At the Driftwood, the rooms are good enough for Hayes and an array of legislative staffers, lobbyists and reporters, along with lawmakers like Mike Chenault, the Republican from the Kenai Peninsula who served as House speaker until recently.
The bowling alley — home to a legislative league — is across the street. And there's a grocery store around the corner.
Just don't count on reliable warm water. Problems with the Driftwood's boiler have made hot showers tough to come by since the start of the session, with another lobbyist saying he's had one in 11 days.
Hayes, 46, is a former Democratic legislator from Fairbanks with a $5,000-a-month contract with an electric cooperative. He's single and brings just a few of his own things — a Baltimore Ravens bedspread and a Nintendo Wii, which he uses for its workout program.
"This is my gym, my house," Hayes said. "It's a little bit of everything."
A few slips down the dock from Stedman's boat is Randy Hoffbeck's 38-foot Bayliner, which he picked up from a broker for $49,000.
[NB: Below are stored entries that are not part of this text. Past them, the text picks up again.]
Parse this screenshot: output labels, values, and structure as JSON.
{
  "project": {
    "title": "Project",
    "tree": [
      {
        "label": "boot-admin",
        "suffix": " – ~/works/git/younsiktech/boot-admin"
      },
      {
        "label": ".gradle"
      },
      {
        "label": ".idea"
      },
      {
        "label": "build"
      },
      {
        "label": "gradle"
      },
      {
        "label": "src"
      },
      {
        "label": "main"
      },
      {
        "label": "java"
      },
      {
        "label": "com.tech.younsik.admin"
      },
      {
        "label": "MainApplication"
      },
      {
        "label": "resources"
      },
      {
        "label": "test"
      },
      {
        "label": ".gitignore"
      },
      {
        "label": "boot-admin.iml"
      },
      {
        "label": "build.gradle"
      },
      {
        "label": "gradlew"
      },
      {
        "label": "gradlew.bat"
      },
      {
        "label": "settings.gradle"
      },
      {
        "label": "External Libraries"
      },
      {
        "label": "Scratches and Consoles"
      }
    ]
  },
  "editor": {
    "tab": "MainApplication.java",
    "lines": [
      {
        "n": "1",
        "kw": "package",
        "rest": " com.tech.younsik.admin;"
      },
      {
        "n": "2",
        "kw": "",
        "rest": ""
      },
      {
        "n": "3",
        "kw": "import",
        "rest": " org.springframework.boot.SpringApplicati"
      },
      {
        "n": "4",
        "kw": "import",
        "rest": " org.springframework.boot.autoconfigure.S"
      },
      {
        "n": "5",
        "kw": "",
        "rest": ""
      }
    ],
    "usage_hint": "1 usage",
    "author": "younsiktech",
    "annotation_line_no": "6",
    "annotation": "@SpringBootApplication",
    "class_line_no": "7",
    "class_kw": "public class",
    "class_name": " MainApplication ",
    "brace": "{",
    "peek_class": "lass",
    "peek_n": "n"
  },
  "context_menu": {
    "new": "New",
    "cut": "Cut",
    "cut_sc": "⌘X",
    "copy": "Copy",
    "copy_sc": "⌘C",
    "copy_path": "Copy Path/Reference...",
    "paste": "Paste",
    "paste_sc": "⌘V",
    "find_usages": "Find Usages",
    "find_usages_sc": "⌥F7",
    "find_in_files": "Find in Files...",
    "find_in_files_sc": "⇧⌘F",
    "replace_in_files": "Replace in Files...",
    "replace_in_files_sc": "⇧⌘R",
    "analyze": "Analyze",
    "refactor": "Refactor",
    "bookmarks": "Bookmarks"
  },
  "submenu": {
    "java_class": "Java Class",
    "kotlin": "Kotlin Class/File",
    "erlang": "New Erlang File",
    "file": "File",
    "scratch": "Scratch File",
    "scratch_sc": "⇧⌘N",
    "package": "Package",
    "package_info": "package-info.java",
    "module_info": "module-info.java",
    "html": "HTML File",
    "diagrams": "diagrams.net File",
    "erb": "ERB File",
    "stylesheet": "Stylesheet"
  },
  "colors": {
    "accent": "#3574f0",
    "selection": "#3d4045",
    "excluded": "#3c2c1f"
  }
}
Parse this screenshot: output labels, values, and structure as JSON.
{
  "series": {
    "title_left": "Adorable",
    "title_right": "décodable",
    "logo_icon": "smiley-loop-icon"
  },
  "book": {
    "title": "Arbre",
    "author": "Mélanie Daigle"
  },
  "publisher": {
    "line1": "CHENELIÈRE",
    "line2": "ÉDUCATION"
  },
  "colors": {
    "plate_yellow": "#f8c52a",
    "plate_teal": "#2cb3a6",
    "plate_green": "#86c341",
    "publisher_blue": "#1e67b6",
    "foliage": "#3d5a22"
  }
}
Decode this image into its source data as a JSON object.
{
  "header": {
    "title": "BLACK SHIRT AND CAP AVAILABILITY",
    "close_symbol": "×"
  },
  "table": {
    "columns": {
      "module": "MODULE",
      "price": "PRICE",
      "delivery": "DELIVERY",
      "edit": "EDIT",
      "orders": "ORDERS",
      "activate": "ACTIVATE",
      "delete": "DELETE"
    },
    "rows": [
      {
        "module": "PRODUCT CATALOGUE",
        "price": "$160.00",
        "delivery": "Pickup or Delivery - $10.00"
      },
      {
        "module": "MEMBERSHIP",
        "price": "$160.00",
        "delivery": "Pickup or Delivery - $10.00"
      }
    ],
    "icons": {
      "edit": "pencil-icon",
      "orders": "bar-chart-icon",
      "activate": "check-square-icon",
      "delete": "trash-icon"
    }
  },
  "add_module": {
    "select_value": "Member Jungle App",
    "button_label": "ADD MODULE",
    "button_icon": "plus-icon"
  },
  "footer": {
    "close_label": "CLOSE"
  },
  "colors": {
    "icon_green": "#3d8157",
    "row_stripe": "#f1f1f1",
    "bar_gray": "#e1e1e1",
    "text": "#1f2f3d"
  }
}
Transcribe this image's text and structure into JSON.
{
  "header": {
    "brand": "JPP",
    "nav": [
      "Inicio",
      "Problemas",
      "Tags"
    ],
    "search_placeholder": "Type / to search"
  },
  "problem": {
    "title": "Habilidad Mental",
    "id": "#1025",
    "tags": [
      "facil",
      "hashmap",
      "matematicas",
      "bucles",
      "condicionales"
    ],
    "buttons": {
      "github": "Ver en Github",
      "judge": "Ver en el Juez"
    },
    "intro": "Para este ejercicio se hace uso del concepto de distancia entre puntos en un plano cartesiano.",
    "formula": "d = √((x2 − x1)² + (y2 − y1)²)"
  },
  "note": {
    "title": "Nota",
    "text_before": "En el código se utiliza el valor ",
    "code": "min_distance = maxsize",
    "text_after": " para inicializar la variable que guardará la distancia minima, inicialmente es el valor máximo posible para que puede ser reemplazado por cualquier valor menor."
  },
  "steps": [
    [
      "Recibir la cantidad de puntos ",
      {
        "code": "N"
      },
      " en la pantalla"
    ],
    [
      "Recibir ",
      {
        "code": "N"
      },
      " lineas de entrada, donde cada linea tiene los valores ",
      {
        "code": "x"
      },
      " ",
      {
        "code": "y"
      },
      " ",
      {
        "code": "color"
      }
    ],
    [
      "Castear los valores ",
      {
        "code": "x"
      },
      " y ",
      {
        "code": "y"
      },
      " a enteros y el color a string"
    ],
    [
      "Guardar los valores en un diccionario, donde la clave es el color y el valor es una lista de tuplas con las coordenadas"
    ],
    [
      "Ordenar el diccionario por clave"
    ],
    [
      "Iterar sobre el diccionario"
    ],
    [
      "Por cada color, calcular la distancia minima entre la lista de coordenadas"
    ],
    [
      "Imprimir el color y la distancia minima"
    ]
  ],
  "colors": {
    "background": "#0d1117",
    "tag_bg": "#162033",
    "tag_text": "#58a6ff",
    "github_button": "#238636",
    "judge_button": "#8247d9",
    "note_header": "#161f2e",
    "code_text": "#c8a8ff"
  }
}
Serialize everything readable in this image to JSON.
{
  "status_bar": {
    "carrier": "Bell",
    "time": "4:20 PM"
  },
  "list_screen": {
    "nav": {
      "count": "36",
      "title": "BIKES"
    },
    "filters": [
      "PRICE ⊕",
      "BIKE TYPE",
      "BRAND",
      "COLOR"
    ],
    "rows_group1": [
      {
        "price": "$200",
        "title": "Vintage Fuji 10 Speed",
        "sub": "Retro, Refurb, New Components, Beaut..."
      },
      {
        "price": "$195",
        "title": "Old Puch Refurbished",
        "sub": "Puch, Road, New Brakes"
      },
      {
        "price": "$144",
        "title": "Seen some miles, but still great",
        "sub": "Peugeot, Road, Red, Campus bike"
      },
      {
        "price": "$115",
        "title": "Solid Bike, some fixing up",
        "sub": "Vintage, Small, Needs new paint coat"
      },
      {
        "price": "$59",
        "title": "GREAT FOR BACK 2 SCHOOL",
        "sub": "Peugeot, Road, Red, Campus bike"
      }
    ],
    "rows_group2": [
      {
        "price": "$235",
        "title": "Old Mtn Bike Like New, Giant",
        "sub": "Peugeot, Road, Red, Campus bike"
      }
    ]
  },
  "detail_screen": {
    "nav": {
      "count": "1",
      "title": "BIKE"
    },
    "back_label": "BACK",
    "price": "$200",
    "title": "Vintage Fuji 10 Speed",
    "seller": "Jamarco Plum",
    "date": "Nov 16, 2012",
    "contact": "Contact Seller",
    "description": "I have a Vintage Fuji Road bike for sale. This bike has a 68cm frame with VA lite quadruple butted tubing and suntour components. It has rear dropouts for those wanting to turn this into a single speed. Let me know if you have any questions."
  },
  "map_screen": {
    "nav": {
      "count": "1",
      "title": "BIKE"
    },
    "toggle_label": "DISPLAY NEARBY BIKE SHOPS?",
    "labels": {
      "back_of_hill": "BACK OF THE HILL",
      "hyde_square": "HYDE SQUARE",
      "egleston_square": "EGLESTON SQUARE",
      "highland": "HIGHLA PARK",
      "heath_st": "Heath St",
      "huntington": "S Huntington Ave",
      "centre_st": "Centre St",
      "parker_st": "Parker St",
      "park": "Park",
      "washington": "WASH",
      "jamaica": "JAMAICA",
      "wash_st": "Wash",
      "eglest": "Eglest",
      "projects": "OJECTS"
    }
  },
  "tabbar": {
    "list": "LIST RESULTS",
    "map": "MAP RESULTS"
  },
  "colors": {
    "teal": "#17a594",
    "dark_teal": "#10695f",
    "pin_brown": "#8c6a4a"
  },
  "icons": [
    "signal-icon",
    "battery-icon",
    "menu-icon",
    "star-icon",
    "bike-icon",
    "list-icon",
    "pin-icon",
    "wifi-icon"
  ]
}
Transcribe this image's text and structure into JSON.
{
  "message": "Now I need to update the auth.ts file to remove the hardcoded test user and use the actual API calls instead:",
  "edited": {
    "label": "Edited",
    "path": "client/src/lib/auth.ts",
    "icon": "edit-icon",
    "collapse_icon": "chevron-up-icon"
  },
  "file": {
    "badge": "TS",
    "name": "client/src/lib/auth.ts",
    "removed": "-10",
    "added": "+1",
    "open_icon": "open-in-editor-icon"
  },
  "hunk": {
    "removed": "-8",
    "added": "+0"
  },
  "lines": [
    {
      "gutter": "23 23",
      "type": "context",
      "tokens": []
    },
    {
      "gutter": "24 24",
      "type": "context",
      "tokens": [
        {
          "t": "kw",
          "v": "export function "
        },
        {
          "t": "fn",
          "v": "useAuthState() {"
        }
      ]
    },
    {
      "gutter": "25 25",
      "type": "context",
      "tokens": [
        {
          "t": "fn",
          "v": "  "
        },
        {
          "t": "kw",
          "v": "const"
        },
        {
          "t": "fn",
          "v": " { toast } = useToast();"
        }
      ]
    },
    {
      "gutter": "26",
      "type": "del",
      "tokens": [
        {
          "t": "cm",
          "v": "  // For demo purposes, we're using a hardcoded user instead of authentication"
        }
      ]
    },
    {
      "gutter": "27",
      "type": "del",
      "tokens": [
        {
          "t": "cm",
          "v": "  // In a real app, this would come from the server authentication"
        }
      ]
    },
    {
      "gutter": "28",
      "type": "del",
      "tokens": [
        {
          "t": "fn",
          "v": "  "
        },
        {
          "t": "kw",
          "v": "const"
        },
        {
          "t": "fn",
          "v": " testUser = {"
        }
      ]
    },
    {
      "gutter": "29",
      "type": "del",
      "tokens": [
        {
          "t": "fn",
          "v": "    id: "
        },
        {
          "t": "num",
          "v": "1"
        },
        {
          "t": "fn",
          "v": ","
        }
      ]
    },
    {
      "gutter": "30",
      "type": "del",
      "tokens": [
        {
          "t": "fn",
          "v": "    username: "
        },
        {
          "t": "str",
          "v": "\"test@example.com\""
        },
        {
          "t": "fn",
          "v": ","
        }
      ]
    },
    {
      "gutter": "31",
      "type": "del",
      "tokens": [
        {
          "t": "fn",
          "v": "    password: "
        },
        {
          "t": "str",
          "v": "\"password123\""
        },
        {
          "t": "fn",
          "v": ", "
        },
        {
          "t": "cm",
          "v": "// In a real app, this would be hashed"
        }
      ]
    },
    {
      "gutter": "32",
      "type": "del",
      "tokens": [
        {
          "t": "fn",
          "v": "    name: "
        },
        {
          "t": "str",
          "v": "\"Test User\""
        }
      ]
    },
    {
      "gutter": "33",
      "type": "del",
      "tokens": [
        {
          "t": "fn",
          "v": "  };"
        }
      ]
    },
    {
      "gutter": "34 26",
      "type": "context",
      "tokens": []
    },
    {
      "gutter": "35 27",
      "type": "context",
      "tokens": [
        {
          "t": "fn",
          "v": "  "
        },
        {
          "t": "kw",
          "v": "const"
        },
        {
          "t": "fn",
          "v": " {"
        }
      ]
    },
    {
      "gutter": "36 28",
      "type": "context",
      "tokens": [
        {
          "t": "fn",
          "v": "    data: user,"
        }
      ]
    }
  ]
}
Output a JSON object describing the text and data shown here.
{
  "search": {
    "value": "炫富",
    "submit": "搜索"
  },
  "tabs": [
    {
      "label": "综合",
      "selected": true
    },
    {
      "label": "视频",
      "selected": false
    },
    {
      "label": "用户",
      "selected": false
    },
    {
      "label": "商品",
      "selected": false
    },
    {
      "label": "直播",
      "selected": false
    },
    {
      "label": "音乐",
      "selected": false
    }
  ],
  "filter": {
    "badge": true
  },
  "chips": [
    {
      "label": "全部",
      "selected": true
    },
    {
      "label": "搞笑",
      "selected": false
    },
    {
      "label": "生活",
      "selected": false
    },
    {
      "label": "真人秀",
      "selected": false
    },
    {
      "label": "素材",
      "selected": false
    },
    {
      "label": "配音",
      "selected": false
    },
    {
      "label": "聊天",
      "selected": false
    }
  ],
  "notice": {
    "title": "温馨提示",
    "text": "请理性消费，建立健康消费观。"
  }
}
Hoffbeck, 59, is Gov. Bill Walker's revenue commissioner, and has been one of the top officials tasked with getting a deficit-reduction package through the Legislature. His boat, perhaps appropriately, is called For Pete's Sake.
Hoffbeck was retired when Walker, who had just won a long-shot bid for governor, asked him to come back to work in 2014.
He hunted for a house for three months before settling on the Bayliner. It's tucked into a corner of the harbor — a quiet refuge at the end of long days that usually begin with a 5:30 a.m. trip to the gym.
"I wouldn't want to live anywhere else," Hoffbeck said.
Hoffbeck's home is in Eagle River; his wife will visit Juneau a few times during the session. In between, it's a spare existence.
"The kitchen gets used a lot when my wife is here," Hoffbeck said. "The microwave gets used a lot when she's not."
Inside the cabin, there's a neglected guitar, a few books, and a fake parrot that came from the previous owner.
There's also a television, which Hoffbeck said he used periodically to watch "Gavel to Gavel," the Legislature's public access program, during last year's endless special session.
Walker hasn't been aboard yet.
"I imagine some time before I leave, the governor and his security will pile on," Hoffbeck said.